© Marco CanonieroLa caccia del Milan a un centravanti di grosso calibro rischia di imporre delle inevitabili riflessioni nel clan di Santiago Gimenez, che potrebbe anche clamorosamente iniziare a guardarsi intorno. Ma andiamo con ordine. Il messicano era stato il colpo da copertina dell’ultima finestra invernale di mercato, col Diavolo che aveva sborsato 32 milioni più 3 di bonus per strapparlo al Feyenoord. Un investimento davvero importante che poi sul campo ha trovato però soddisfazioni solo in parte (6 gol e 3 assist tra tutte le competizioni), visto che in varie occasioni Conceicao gli ha preferito Jovic e Abraham. Due che non faranno parte del Milan targato Max Allegri: il serbo saluterà a parametro zero (niente rinnovo del contratto); mentre l’inglese rientrerà alla Roma per essere dirottato altrove.

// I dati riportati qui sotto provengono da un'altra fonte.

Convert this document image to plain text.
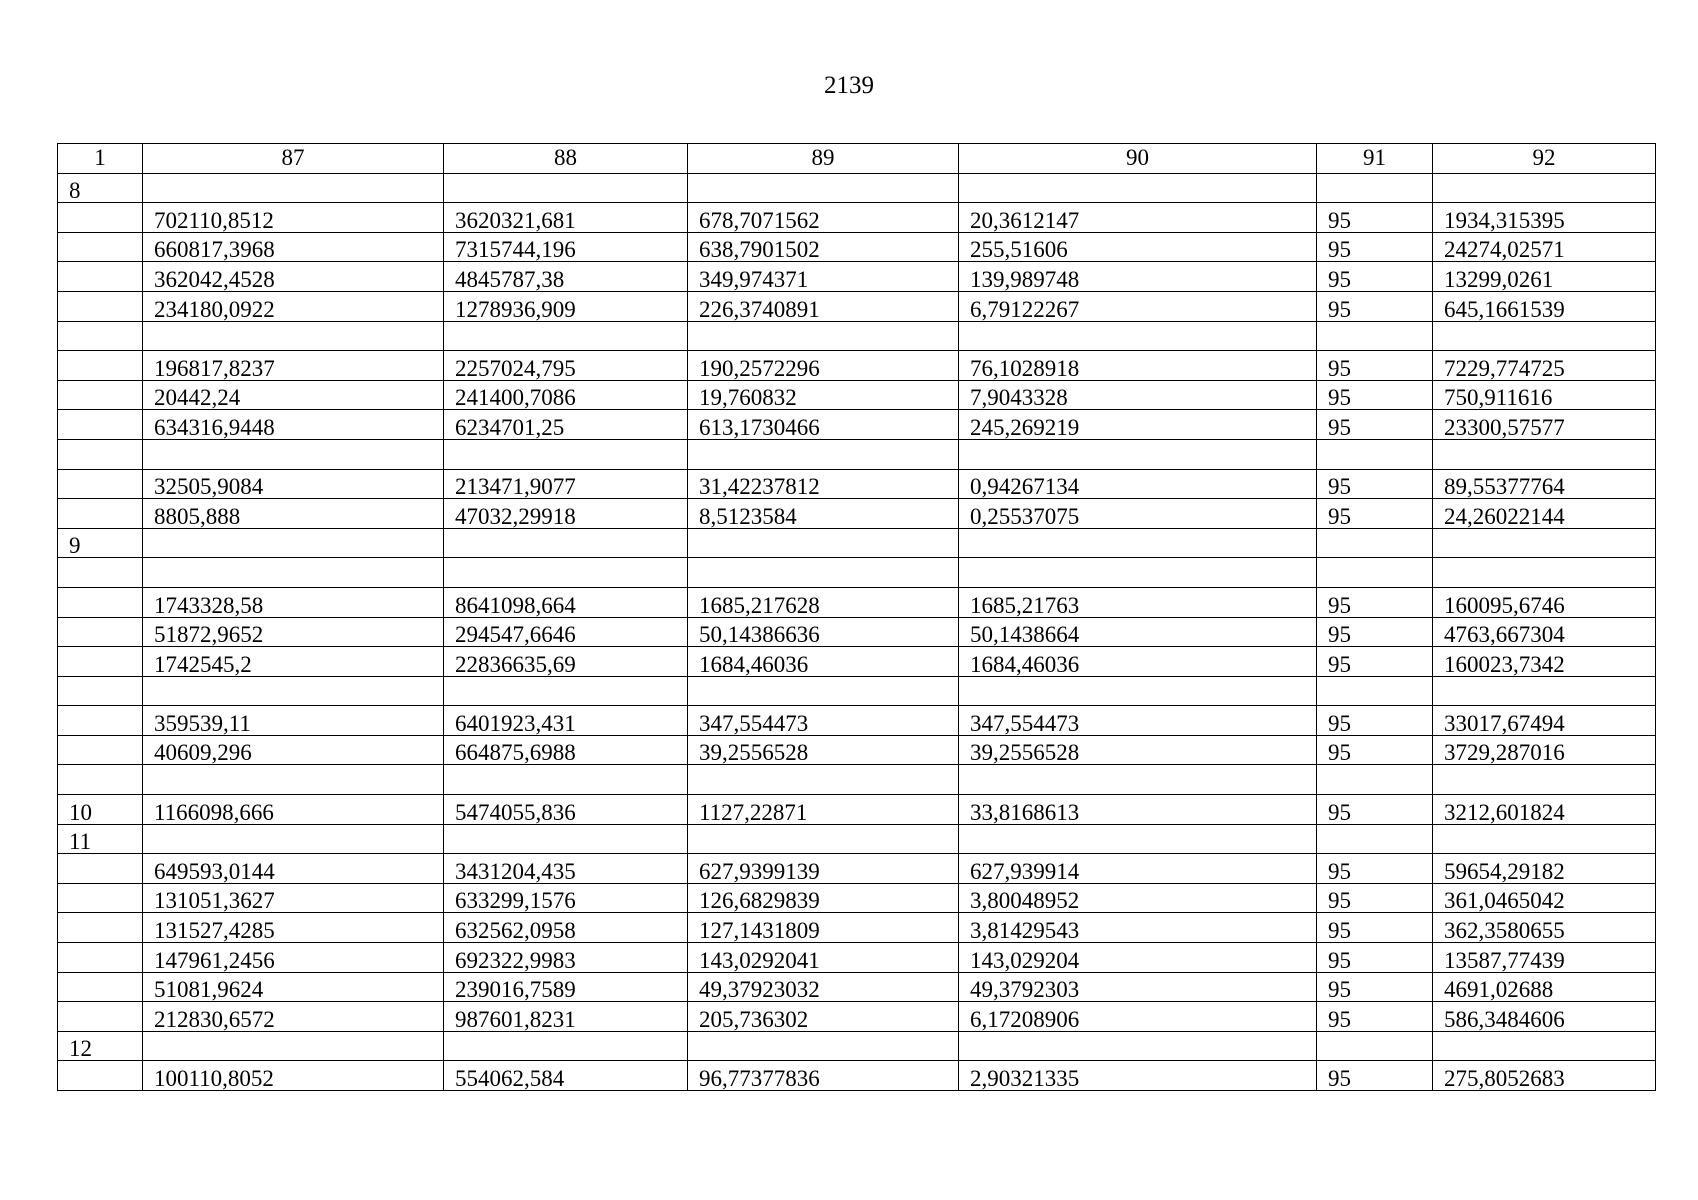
2139
1	87	88	89	90	91	92
8						
	702110,8512	3620321,681	678,7071562	20,3612147	95	1934,315395
	660817,3968	7315744,196	638,7901502	255,51606	95	24274,02571
	362042,4528	4845787,38	349,974371	139,989748	95	13299,0261
	234180,0922	1278936,909	226,3740891	6,79122267	95	645,1661539

	196817,8237	2257024,795	190,2572296	76,1028918	95	7229,774725
	20442,24	241400,7086	19,760832	7,9043328	95	750,911616
	634316,9448	6234701,25	613,1730466	245,269219	95	23300,57577

	32505,9084	213471,9077	31,42237812	0,94267134	95	89,55377764
	8805,888	47032,29918	8,5123584	0,25537075	95	24,26022144
9						

	1743328,58	8641098,664	1685,217628	1685,21763	95	160095,6746
	51872,9652	294547,6646	50,14386636	50,1438664	95	4763,667304
	1742545,2	22836635,69	1684,46036	1684,46036	95	160023,7342

	359539,11	6401923,431	347,554473	347,554473	95	33017,67494
	40609,296	664875,6988	39,2556528	39,2556528	95	3729,287016

10	1166098,666	5474055,836	1127,22871	33,8168613	95	3212,601824
11						
	649593,0144	3431204,435	627,9399139	627,939914	95	59654,29182
	131051,3627	633299,1576	126,6829839	3,80048952	95	361,0465042
	131527,4285	632562,0958	127,1431809	3,81429543	95	362,3580655
	147961,2456	692322,9983	143,0292041	143,029204	95	13587,77439
	51081,9624	239016,7589	49,37923032	49,3792303	95	4691,02688
	212830,6572	987601,8231	205,736302	6,17208906	95	586,3484606
12						
	100110,8052	554062,584	96,77377836	2,90321335	95	275,8052683
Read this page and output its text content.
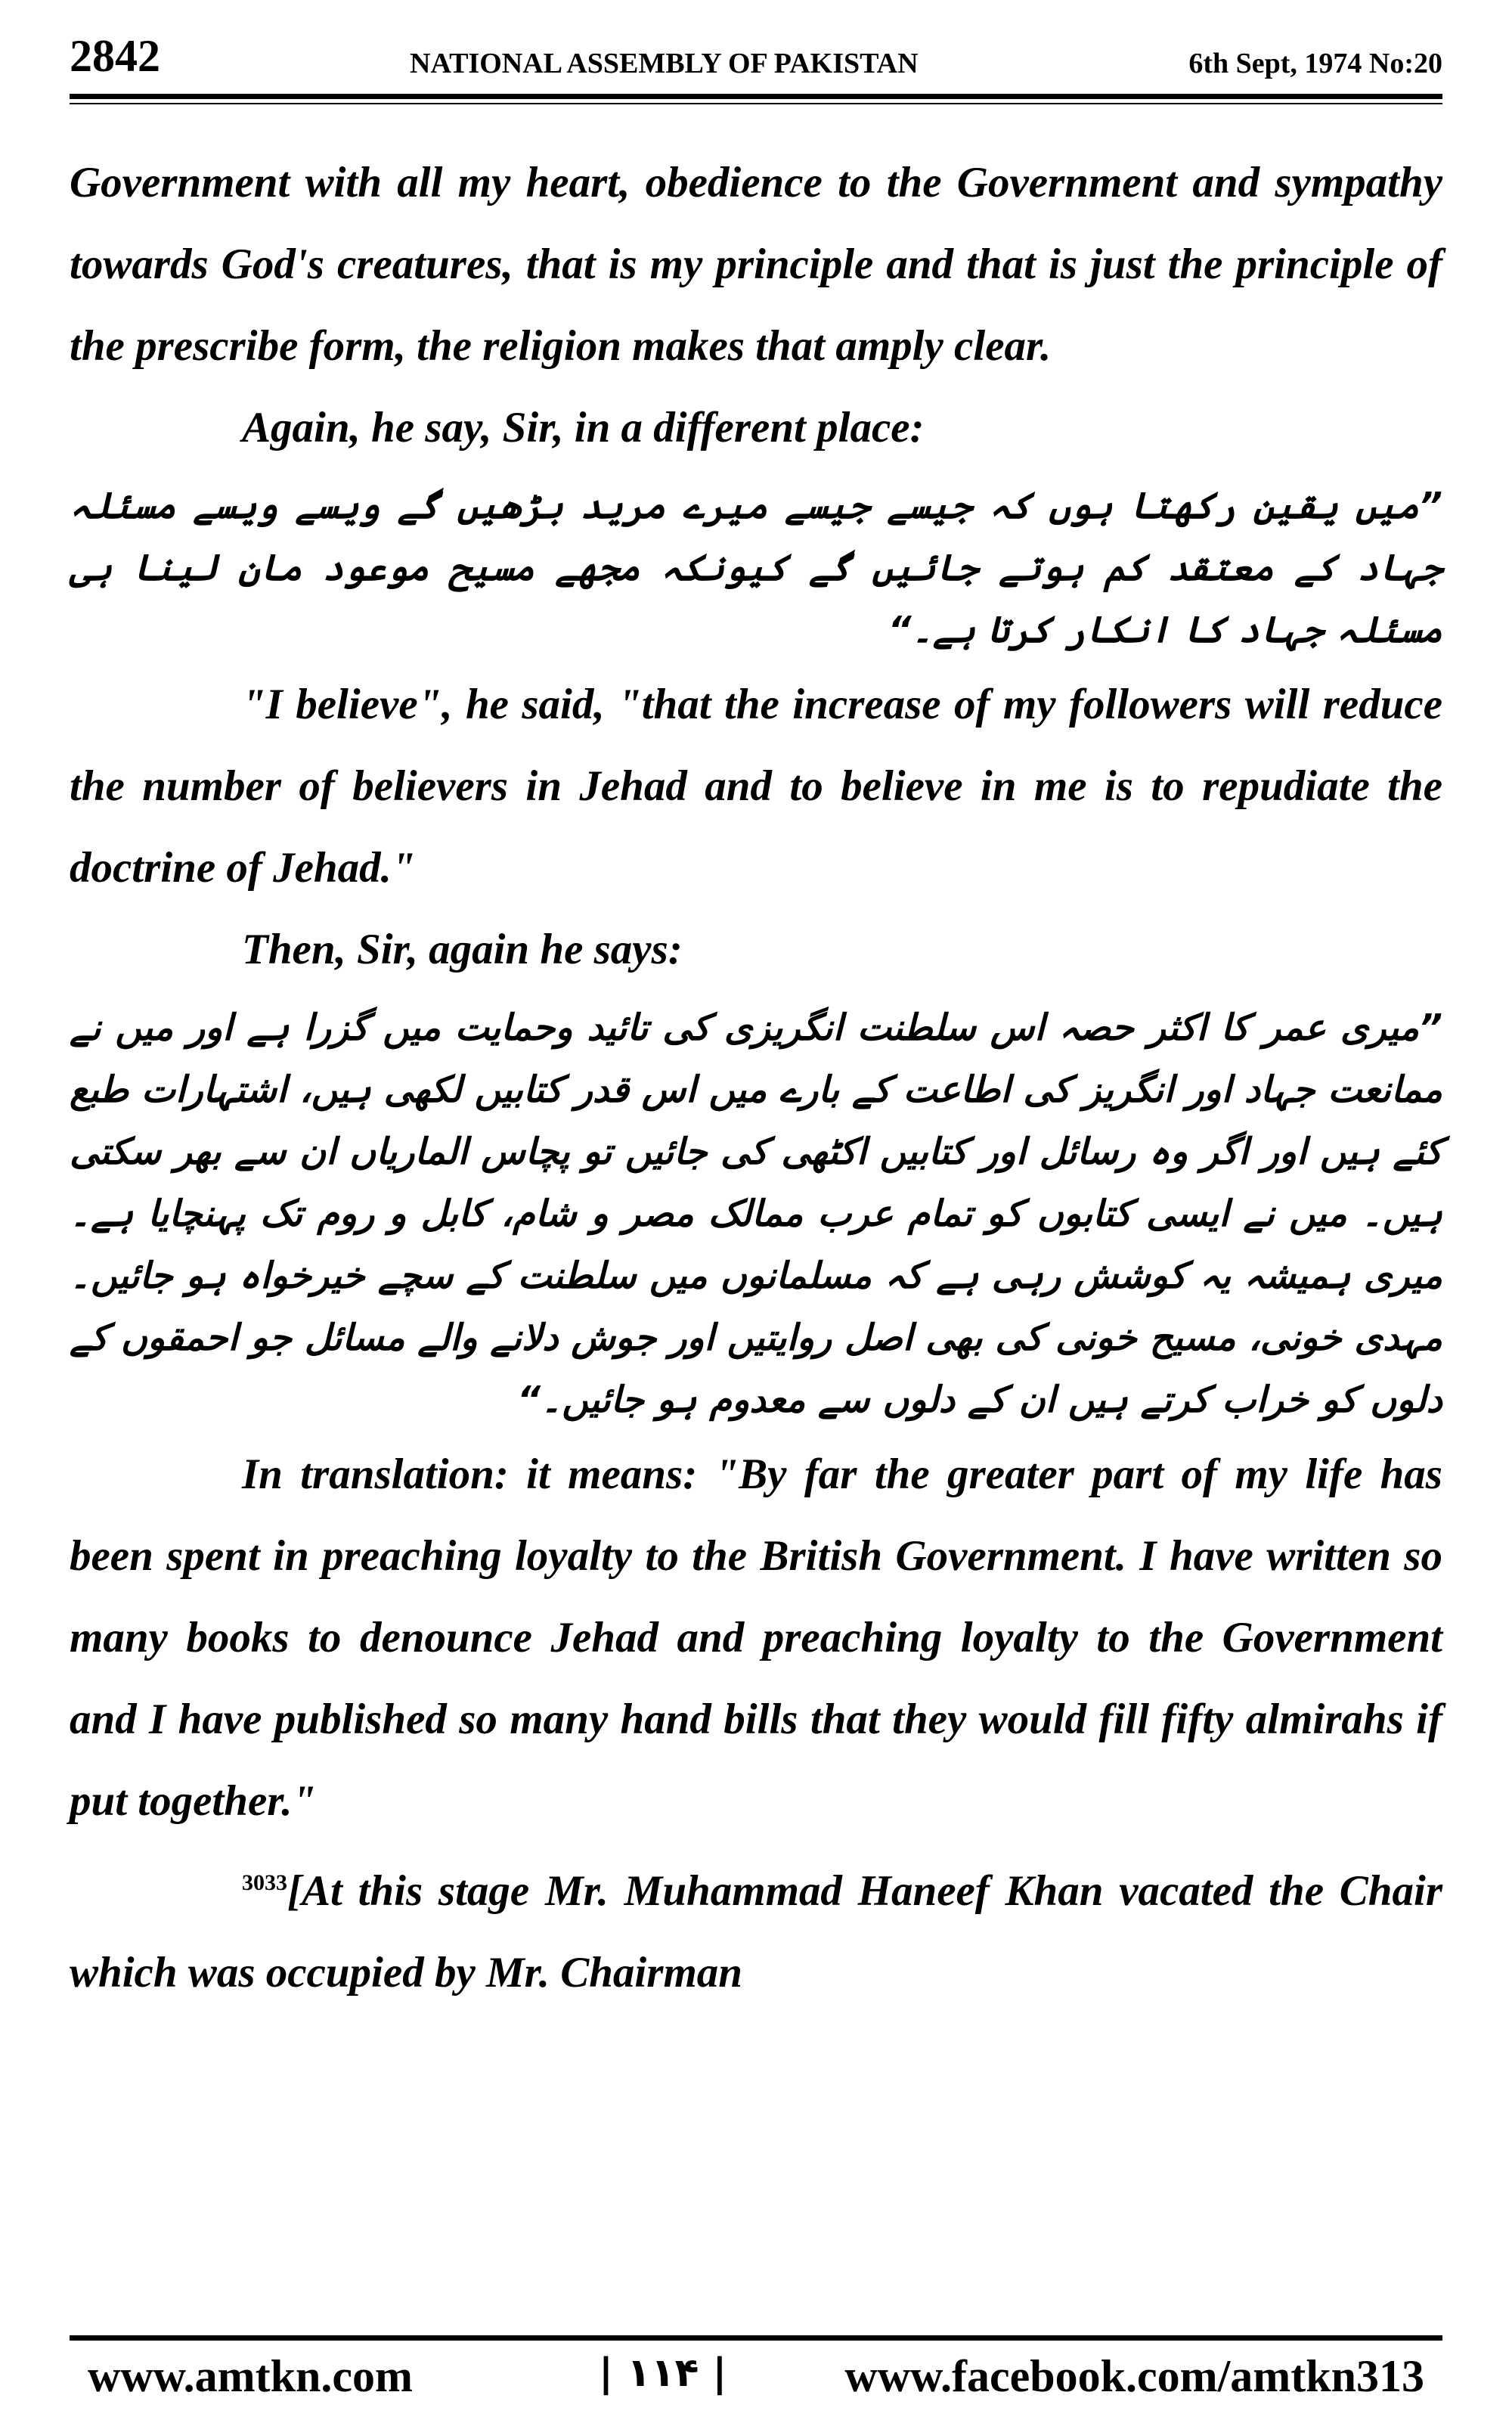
2842	NATIONAL ASSEMBLY OF PAKISTAN	6th Sept, 1974 No:20

Government with all my heart, obedience to the Government and sympathy towards God's creatures, that is my principle and that is just the principle of the prescribe form, the religion makes that amply clear.

Again, he say, Sir, in a different place:

”میں یقین رکھتا ہوں کہ جیسے جیسے میرے مرید بڑھیں گے ویسے ویسے مسئلہ جہاد کے معتقد کم ہوتے جائیں گے کیونکہ مجھے مسیح موعود مان لینا ہی مسئلہ جہاد کا انکار کرتا ہے۔“

"I believe", he said, "that the increase of my followers will reduce the number of believers in Jehad and to believe in me is to repudiate the doctrine of Jehad."

Then, Sir, again he says:

”میری عمر کا اکثر حصہ اس سلطنت انگریزی کی تائید وحمایت میں گزرا ہے اور میں نے ممانعت جہاد اور انگریز کی اطاعت کے بارے میں اس قدر کتابیں لکھی ہیں، اشتہارات طبع کئے ہیں اور اگر وہ رسائل اور کتابیں اکٹھی کی جائیں تو پچاس الماریاں ان سے بھر سکتی ہیں۔ میں نے ایسی کتابوں کو تمام عرب ممالک مصر و شام، کابل و روم تک پہنچایا ہے۔ میری ہمیشہ یہ کوشش رہی ہے کہ مسلمانوں میں سلطنت کے سچے خیرخواہ ہو جائیں۔ مہدی خونی، مسیح خونی کی بھی اصل روایتیں اور جوش دلانے والے مسائل جو احمقوں کے دلوں کو خراب کرتے ہیں ان کے دلوں سے معدوم ہو جائیں۔“

In translation: it means: "By far the greater part of my life has been spent in preaching loyalty to the British Government. I have written so many books to denounce Jehad and preaching loyalty to the Government and I have published so many hand bills that they would fill fifty almirahs if put together."

$^{3033}$[At this stage Mr. Muhammad Haneef Khan vacated the Chair which was occupied by Mr. Chairman

www.amtkn.com	| ۱۱۴ |	www.facebook.com/amtkn313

Nomi sul taccuino: da Vlahovic a Immobile
Coi giovani Camarda e Colombo destinati ad accasarsi altrove in prestito, diventa necessario per i rossoneri reperire sul mercato un altro centravanti. E fin qui tutto secondo i piani. Non a caso negli ultimi giorni la dirigenza milanista ha sondato il terreno per i vari Mateo Retegui (Atalanta), Darwin Nunez (Liverpool) e Dusan Vlahovic (Juventus). Tutti nomi però di alto livello e che arriverebbero a Milanello per fare i titolari. Tradotto: a quel punto sarebbe Santi a finire in panchina come alternativa di lusso. Col rischio di giocare poco dato che il Diavolo non disputerà le coppe europee. Motivo per cui l’entourage di Gimenez potrebbe ascoltare le sirene provenienti da altri club, dando poi vita al più classico degli in&out di mercato. Dentro un big e fuori il messicano nell’attacco rossonero, con un vecchio califfo d’esperienza come Ciro Immobile (proposto nelle ultime ore) magari a fare da bomber di scorta. Uno scenario questo più plausibile rispetto all’avere tra le alternative un centravanti da 35 milioni.